French Open…here’s what you never knew

Here are some amazing facts to get you excited about the French Open

The much-anticipated clay court season is here. Whether you’re a tennis enthusiast or a casual fan girl of Nadal and Djokovic, here are some fun facts behind one of the most broadcasted tennis championship in the world.

A rose by any other name

The French Open is home to many unforgettable moments in sports history. Much like the stadium’s namesake, the Roland Garros – or French Open – has blazed trails over the years with history-making events that cement its importance in the annals of sports history.

  • Although it is better known internationally as the French Open, the natives simply refer to it as the Roland Garros. But it is officially known as Les Internationaux de France de Roland-Garros.
  • The venue, where the Grand Slam championship takes place, is named after a French fighter pilot who was acknowledged as the first man to fly over the Mediterranean Sea. Ever the tennis enthusiast, he was known to religiously play tennis at the stadium while he was a student in Paris.
  • It opened its doors to allow international competitors from non-French clubs in 1925.
  • Althea Gibson became the first African-American player to win a Grand Slam event when she won the French Open’s women’s singles title in 1956.
  • In 1968, it became the first Grand Slam tournament to allow amateurs and professionals to compete on equal terms.
  • In 2011, Li Na became the first Chinese national to win a Grand Slam tournament.

Aesthetically, the orange-red clay courts are arguably the most distinctive feature of the French Open. But they also play a huge role in the athlete’s performance and preventing injuries.

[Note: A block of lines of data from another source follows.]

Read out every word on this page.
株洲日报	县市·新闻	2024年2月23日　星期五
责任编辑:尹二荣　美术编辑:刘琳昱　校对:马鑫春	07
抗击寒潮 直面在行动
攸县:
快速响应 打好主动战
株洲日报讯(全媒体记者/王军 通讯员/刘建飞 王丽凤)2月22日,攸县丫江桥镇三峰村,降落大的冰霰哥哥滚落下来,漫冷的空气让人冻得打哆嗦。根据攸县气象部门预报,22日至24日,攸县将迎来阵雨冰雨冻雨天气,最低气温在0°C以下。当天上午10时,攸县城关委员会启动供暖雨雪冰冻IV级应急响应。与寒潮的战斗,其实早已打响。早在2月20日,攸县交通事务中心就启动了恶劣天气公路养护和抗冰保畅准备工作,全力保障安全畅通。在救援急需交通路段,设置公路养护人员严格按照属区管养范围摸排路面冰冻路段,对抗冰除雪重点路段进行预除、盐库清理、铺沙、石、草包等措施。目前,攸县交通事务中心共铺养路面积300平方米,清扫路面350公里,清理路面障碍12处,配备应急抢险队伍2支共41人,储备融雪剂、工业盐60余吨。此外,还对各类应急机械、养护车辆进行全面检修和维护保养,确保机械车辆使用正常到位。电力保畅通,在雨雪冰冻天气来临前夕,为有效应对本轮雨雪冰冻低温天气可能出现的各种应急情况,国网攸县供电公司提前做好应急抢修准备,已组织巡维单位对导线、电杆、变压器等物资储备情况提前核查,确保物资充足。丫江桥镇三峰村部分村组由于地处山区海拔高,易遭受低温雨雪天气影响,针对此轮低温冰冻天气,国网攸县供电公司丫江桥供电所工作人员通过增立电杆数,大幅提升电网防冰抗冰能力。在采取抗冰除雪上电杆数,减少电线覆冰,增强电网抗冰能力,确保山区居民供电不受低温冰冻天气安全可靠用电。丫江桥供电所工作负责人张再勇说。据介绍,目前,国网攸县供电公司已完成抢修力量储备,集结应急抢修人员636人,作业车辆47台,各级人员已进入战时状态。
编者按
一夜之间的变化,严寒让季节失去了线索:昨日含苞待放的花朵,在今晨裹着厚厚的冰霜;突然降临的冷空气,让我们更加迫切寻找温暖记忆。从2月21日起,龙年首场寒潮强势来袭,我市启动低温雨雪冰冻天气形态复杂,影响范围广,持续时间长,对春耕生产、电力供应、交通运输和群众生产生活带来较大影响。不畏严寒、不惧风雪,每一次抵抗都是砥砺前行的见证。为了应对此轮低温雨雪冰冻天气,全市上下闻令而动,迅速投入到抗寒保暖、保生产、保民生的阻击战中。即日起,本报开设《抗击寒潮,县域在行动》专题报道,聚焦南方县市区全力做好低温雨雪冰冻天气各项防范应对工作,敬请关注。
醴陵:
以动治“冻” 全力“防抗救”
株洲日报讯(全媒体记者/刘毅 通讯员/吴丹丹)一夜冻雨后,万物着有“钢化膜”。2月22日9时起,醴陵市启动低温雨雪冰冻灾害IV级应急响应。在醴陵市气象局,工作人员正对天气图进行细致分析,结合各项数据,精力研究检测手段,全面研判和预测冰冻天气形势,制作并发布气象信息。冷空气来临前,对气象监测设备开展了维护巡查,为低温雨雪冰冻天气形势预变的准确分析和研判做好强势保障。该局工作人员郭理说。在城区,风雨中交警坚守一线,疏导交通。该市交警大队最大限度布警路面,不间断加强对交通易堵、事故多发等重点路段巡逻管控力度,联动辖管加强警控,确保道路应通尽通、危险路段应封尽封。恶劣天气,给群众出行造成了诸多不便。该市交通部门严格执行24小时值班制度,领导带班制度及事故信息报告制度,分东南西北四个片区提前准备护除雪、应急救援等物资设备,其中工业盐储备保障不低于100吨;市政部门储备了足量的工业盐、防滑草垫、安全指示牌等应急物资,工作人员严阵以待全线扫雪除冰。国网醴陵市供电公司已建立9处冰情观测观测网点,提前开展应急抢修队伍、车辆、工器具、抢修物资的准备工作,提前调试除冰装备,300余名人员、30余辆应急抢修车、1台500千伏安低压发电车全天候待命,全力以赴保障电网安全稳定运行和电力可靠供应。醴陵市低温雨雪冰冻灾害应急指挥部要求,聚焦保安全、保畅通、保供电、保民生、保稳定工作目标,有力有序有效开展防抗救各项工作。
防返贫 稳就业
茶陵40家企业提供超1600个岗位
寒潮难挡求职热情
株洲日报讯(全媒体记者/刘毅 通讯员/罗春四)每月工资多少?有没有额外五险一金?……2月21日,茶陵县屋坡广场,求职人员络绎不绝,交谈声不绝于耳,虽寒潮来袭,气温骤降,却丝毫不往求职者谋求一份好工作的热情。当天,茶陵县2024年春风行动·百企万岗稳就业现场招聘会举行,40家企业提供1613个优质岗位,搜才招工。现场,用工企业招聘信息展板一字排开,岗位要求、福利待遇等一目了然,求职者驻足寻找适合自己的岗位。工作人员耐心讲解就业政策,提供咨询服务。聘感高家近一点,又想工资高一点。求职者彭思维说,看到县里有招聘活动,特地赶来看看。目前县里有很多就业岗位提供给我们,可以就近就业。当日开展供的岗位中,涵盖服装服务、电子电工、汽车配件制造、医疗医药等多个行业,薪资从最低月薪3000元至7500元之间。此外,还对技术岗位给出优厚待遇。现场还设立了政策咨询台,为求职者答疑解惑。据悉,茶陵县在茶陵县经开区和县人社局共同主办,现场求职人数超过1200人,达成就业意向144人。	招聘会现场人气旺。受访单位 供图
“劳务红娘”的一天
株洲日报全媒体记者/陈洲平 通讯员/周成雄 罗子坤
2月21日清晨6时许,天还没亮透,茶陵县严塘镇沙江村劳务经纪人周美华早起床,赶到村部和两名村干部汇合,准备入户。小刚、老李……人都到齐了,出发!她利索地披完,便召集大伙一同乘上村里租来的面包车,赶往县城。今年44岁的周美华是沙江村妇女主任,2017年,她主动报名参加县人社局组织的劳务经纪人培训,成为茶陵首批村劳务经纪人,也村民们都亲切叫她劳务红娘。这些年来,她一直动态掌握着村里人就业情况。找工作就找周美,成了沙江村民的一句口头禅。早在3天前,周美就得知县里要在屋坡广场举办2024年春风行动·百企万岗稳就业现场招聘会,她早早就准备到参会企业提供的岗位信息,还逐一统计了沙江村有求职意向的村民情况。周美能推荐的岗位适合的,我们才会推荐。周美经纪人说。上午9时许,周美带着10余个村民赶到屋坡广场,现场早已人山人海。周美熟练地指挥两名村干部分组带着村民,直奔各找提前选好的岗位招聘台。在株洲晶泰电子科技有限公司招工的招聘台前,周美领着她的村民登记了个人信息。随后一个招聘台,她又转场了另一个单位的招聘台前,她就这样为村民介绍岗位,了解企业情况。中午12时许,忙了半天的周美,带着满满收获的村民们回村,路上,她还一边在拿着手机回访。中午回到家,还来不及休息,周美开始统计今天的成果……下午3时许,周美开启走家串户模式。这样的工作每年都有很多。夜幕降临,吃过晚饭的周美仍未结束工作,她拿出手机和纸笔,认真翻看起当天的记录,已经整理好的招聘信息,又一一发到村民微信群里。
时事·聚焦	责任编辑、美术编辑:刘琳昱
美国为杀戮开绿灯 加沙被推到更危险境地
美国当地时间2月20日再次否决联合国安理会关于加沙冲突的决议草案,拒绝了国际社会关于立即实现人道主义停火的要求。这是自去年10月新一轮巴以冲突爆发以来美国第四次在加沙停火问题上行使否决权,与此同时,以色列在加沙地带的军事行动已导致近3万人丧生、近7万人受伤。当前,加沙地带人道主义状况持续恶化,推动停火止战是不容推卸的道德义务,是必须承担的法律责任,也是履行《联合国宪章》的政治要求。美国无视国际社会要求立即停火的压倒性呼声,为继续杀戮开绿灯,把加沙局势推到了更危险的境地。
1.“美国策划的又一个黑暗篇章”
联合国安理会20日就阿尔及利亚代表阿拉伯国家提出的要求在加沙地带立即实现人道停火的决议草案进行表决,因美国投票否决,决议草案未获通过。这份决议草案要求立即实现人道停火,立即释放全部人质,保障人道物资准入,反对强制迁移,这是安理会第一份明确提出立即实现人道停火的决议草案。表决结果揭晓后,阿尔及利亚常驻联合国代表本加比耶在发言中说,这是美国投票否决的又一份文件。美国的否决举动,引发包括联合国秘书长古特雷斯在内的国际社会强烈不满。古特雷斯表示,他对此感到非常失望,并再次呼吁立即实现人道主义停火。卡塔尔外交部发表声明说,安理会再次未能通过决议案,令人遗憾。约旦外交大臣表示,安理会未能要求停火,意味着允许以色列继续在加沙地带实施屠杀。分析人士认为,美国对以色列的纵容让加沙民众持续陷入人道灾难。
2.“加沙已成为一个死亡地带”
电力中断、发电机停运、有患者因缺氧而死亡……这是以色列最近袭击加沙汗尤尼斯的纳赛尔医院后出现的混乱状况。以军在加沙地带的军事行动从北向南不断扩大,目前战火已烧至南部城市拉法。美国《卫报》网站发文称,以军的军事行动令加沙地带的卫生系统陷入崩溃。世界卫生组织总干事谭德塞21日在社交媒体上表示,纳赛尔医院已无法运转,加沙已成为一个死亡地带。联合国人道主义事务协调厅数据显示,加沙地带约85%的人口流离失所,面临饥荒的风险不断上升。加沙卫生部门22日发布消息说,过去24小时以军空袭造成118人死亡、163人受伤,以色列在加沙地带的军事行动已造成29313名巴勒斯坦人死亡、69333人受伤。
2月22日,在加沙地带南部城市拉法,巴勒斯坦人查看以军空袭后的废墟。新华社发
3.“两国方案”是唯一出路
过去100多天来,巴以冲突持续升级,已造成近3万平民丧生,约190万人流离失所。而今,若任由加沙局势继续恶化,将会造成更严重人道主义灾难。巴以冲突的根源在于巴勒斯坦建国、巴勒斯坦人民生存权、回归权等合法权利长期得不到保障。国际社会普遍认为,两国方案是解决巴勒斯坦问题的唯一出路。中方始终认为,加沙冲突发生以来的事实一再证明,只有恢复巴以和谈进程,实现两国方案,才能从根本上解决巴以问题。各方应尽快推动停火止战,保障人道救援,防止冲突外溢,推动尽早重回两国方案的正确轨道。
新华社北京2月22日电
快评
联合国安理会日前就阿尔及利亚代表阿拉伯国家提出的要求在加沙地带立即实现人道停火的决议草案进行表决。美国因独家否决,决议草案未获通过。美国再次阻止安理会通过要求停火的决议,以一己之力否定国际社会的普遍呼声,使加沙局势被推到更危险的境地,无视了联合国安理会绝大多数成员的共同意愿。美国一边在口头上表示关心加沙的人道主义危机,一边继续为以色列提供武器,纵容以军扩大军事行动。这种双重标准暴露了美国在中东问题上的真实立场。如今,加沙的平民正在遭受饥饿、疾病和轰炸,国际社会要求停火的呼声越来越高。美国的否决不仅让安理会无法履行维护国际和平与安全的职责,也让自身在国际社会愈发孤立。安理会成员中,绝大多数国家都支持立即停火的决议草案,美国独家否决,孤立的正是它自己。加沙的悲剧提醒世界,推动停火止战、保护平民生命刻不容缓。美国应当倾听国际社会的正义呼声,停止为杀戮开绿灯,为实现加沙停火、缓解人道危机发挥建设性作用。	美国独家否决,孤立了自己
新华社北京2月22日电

  • Despite its name, the clay court is not really clay. It is made up of a meter-deep layer of sand, six inches of volcanic rock, three inches of white limestone and powdering of red brick dust to get its famous colour.
  • Playing on clay is notorious for being physically demanding on the players. Balls fly higher and slower, requiring the players to exert greater stamina to keep up with the game.
  • Given the nature of the surface, serve-based players find it hard to dominate on the clay court. This is why some talented names in tennis with the best serves fail to win at the French Open.
  • The Roland Garros is the smallest of the Grand Slam venues, clocking in less than half the size of the other three tournaments, the Australia Open, Wimbledon and the US Open.
  • The ball kids chosen are often between the ages of 12 and 16. They must be at least 1.75m tall with perfect vision and must be a member of the French Tennis Federation. They then undergo a five-day training where only 220 out of 2,500 will make the cut based on physical stamina, picking up rolling balls, throwing accuracy, concentration, endurance, dexterity and speed.


Leave it to the French to lead the pack in sartorial choices. With the rising trend in athleisure – fashionable sportswear that can be worn casually – the French Open has become the fashion reference point for what’s chic in sportswear.

  • Unlike the straitlaced Wimbledon, where players must adhere to a strict dress code (no more than a single trim of colour around the neckline), the French Open allows players to exercise creativity in their outfit choices.
  • Tennis apparel worn by players displays a harmonious blend of fashion and function. While the colours used may include all the shades of the rainbow, the pieces are designed with breathability and to allow the range of motion needed for the players to compete at their best.
  • Colours selected for the athletes are carefully chosen with the court’s surface in mind. This is to ensure that the outfit doesn’t clash or blend in with the Roland Garros’ iconic brick-red courts.
  • Renowned luxury sportswear brand, Lacoste, has a longstanding partnership with Roland Garros that spans over 45 years. As part of this partnership, Lacoste launches its annual capsule collection ahead of the tournament.
  • The iconic panama hats that are so intertwined with the image of French Open are given as a complimentary gift to audiences in the box seats.


Widely regarded as the most mentally and physically gruelling of all tennis tournaments, winners of the tournament are widely regarded as the best in the tennis world.

  • Only five French nationals have won. The last man and woman to win the French Open were Yannick Noah in 1983 and Mary Pierce in 2000, respectively.
  • Rafael Nadal found huge success on this difficult clay court, winning 38 out of 39 matches.
  • Spanish players dominate the French Open with a total of 15 wins: Rafael Nadal (9), Juan Sergi Bruguera (2), Carlos Ferrero (1), Albert Costa (1), Carlos Moyà (1) and Andrés Gimeno (1).
  • The youngest French Open winners were 17-year-old American Michael Chang (won in 1989, his only Grand Slam title) and 16-year-old Monica Seles (who would go on to win 8 Grand Slam titles before her 20th birthday).
  • Daniel Nestor holds two French Open records: winning the most men’s doubles titles and the most consecutive men’s double’s titles.